オペラ座の怪人 (劇団四季) 感想
―海外ミュージカルの大作を母国語で!―

概要


原作はガストン・ルルーの小説で、劇団四季版は日本でのお馴染みのアンドリュー・ロイド = ウェバー版。19世紀のパリ・オペラ座を舞台に、神出鬼没の怪人と彼に才能を見いだされたクリスティーヌ、クリスティーヌの幼馴染でオペラ座のパトロンを務めるラウルの三角関係にフォーカスを当てた作品。


感想のまとめ


ブルーレイで見たロンドン公演の雰囲気を見事に再現していて、海外ミュージカルの大作を母国語で楽しむことのできる素晴らしい公演。高さ方向の演出が多く、釣り上げられていくシャンデリアや天井裏で暗躍する怪人などの演出も大迫力。生オケと圧倒的な歌唱力は凄まじく、音楽を堪能するのにこの上ない公演。所々で不自然に残った英語が異物感を生み出す点だけが残念。


以下ネタバレ注意

感想


 【全般】

  • ロンドン公演の雰囲気を見事に再現
    何度もブルーレイで見た25周年記念のロンドン公演、あの雰囲気が見事に再現されている。大好きな公演を母国語で堪能する、そんな贅沢なひとときを与えてくれる公演。特にオークション開始時の第一声やビアンジの雰囲気の合わせ方がピカイチ。

  • 高さ方向を贅沢に使った舞台機構
    劇団四季版は高さ方向の演出が多い印象。釣り上げられていくシャンデリア、天井裏で暗躍する怪人、高所から歌う第一幕クライマックスなど圧倒的な迫力になっている。

  • 劇場の音響ならではの臨場感
    生オケによる臨場感溢れる音楽に加え、音響の使い方も巧み。ドン・ファンのシーンでは扉の施錠音が劇場の扉方向から聞こえ、ファントムの声が四方八方から聞こえてくる。まるでオペラ座にイルカのような雰囲気を味わうことができる。

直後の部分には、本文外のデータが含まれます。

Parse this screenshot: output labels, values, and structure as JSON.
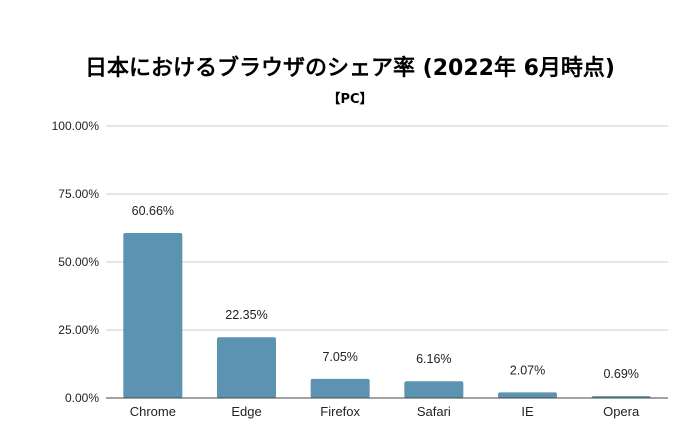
{
  "chart_data": {
    "type": "bar",
    "title": "日本におけるブラウザのシェア率 (2022年 6月時点)",
    "subtitle": "【PC】",
    "categories": [
      "Chrome",
      "Edge",
      "Firefox",
      "Safari",
      "IE",
      "Opera"
    ],
    "values": [
      60.66,
      22.35,
      7.05,
      6.16,
      2.07,
      0.69
    ],
    "data_labels": [
      "60.66%",
      "22.35%",
      "7.05%",
      "6.16%",
      "2.07%",
      "0.69%"
    ],
    "ylim": [
      0,
      100
    ],
    "yticks": [
      0,
      25,
      50,
      75,
      100
    ],
    "ytick_labels": [
      "0.00%",
      "25.00%",
      "50.00%",
      "75.00%",
      "100.00%"
    ],
    "xlabel": "",
    "ylabel": "",
    "grid": true,
    "bar_color": "#5b93b1"
  }
}
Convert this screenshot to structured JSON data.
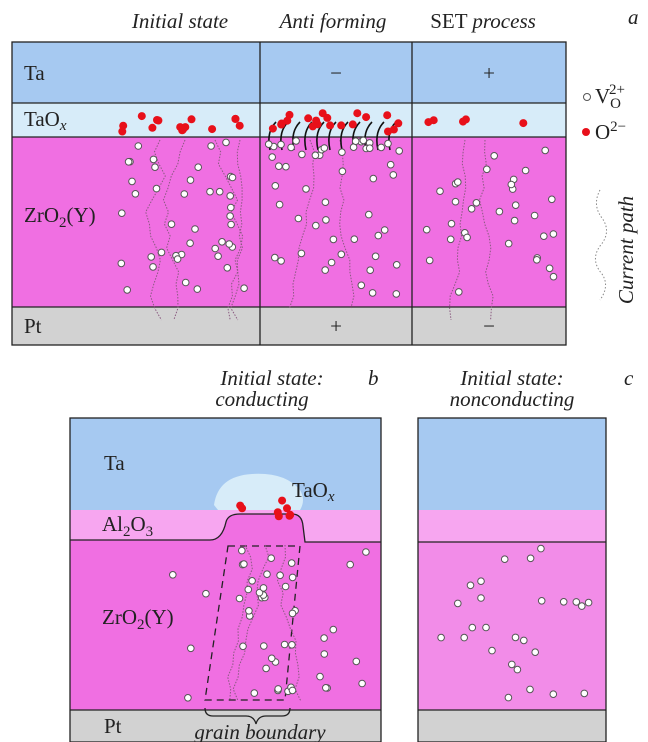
{
  "panel_a": {
    "letter": "a",
    "headers": [
      "Initial state",
      "Anti forming",
      {
        "plain": "SET",
        "italic": "process"
      }
    ],
    "layers": {
      "ta": "Ta",
      "taox": {
        "base": "TaO",
        "sub": "x"
      },
      "zro2": {
        "base": "ZrO",
        "sub": "2",
        "tail": "(Y)"
      },
      "pt": "Pt"
    },
    "top_signs": [
      "−",
      "+"
    ],
    "bottom_signs": [
      "+",
      "−"
    ],
    "legend": {
      "vacancy": {
        "base": "V",
        "sub": "O",
        "sup": "2+"
      },
      "oxygen": {
        "base": "O",
        "sup": "2−"
      },
      "current_path": "Current path"
    }
  },
  "panel_b": {
    "letter": "b",
    "title": "Initial state",
    "colon": ":",
    "subtitle": "conducting",
    "layers": {
      "ta": "Ta",
      "taox": {
        "base": "TaO",
        "sub": "x"
      },
      "al2o3": {
        "base": "Al",
        "sub": "2",
        "mid": "O",
        "sub2": "3"
      },
      "zro2": {
        "base": "ZrO",
        "sub": "2",
        "tail": "(Y)"
      },
      "pt": "Pt"
    },
    "grain_boundary": "grain boundary"
  },
  "panel_c": {
    "letter": "c",
    "title": "Initial state",
    "colon": ":",
    "subtitle": "nonconducting"
  }
}
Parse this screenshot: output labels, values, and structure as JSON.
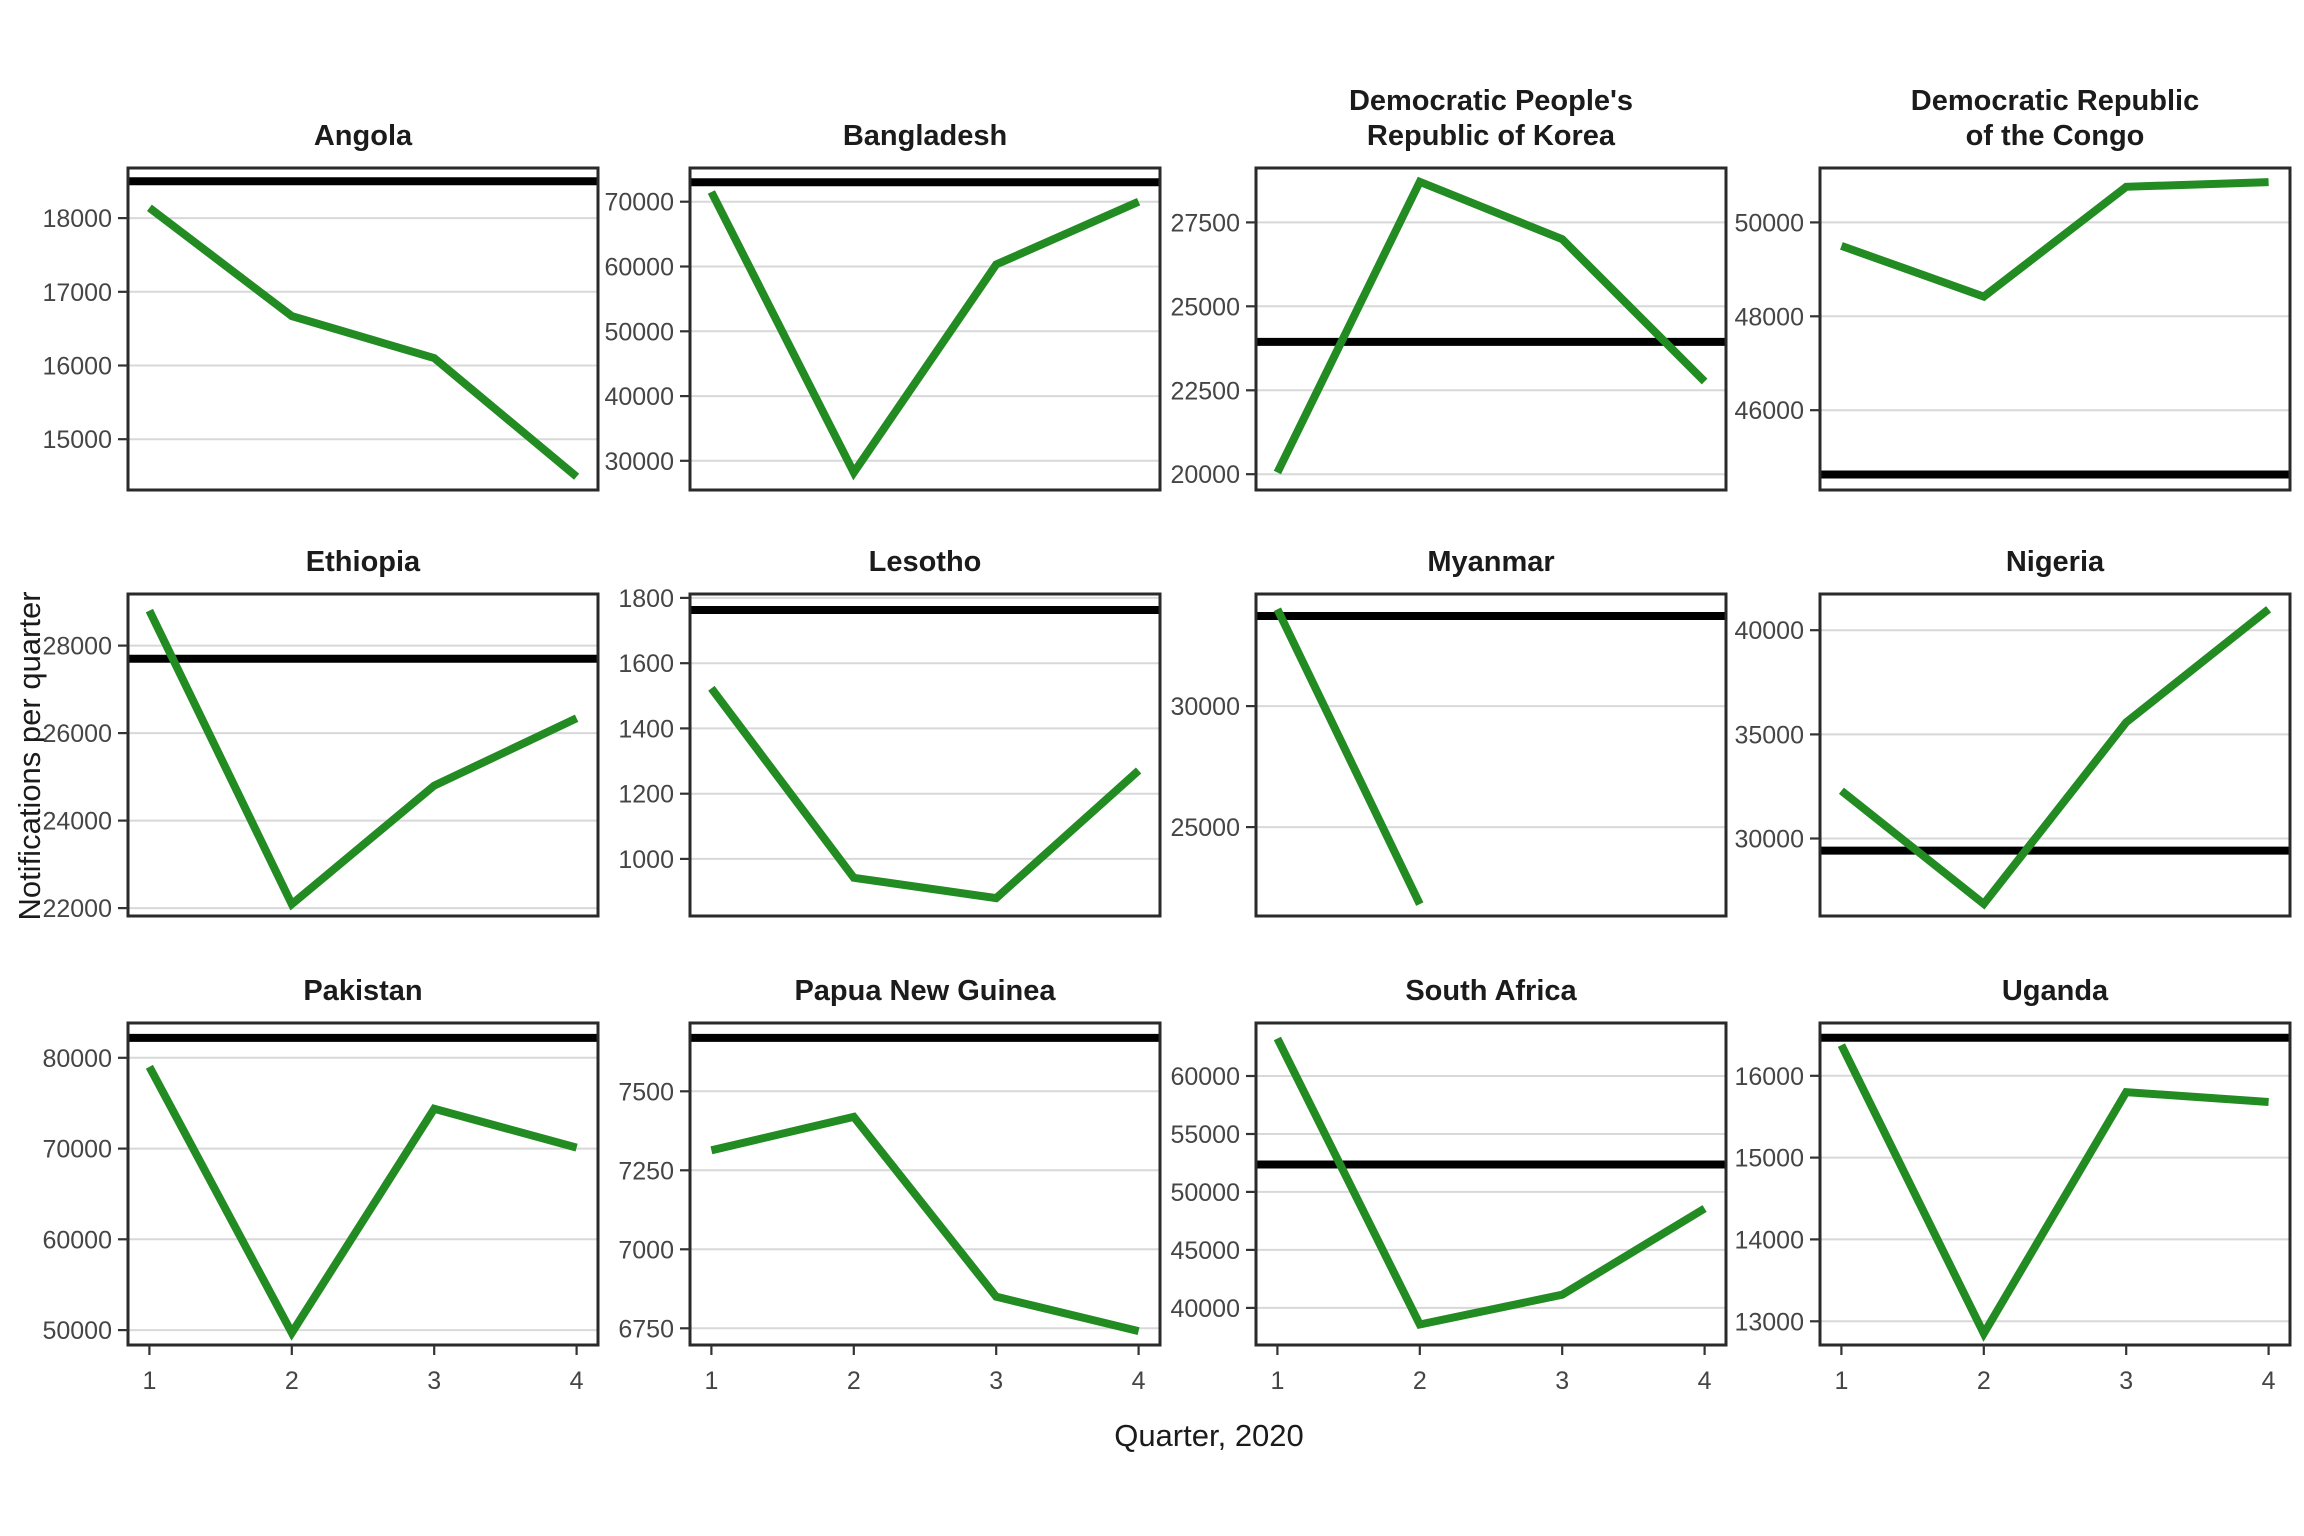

  • C席でもオペラグラスなしで楽しめる四季劇場秋
    今回はC席を選んだが、オペラグラスがなくとも楽しめる座席だった。表情をアップで見たいときだけオペラグラスを使えば良いのでかなり快適。座席は上から俯瞰するような作りになっているので、人が多くても支障はなさそうな印象。

  • 圧倒的な歌唱力
    誰もが歌が上手で、しかも凄まじいレベル。生オケと圧倒的な歌唱力による音楽は圧巻で、音楽を堪能するのにこの上ない演目。歌の多い「オペラ座の怪人」を観劇する演目に選んで本当に良かったと思えるほど歌が素敵だった。ちなみに役替わりらしいが、これだけのレベルを何組も持っているとしたら恐ろしい。

  • 微妙に残る英語の違和感だけが残念
    翻訳禁止なのか、”Phantom of the opera” や “Angel of music” などところどころ不自然な形で英語が残るのが気になる。訳しているところはとても自然な日本語だけに、不自然な英語の異物感が強い点だけが残念。

【個別】

    • オペラ座の怪人 (岩城さん)
      歌声がとても素敵で、音楽の天使と怪人でガラッと変わる歌声がとても印象的。クリスティーヌが自分を選ばなかったことへの怒りや、止まることができずに進んでいくしかないことへの嘆きといった、自分の中で感情が渦巻いている怪人ぶりがとても素敵だった。

    • クリスティーヌ (山本さん)
      ファントムが惚れるのも納得の素敵な歌声で、高音がどこまでも響き渡り、心地よいビブラートと合わせて凄まじい歌唱力だった。ラウルと歌うときのあどけなさが残る歌い方と、怪人と歌うときの凄まじさを感じる歌い方の使い分けもとても素敵で、ラウルと怪人は彼女の異なる面に惹かれてしまったんだろうなぁ、と思わせる歌い方だった。オペラ座の舞台上で怪人の告白を聞いて愕然とするシーンがとても印象的。原作のように怪人への愛はないけれど、人として愛を彼に教えるタイプだったのかなというイメージで素敵だった。

    • ラウル (光田さん)
      とても頼れる格好良い男で、歌声も力強くてとても素敵。彼なら怪人と立ち向かうしクリスティーヌも惚れるのも納得の良い男ぶり。優しさと力強さ、そして包容力と怪人との対比で残酷なほど際立つ素敵さだった。

    • カルロッタ (河村さん)
      実は作中屈指で歌の上手なカルロッタ、劇団四季版も凄まじい圧を感じる歌がとても素敵だった。歌も素敵だけれど表情も特に素敵で、コロコロと表情が変わって憎めない可愛さが出ていて好きだった。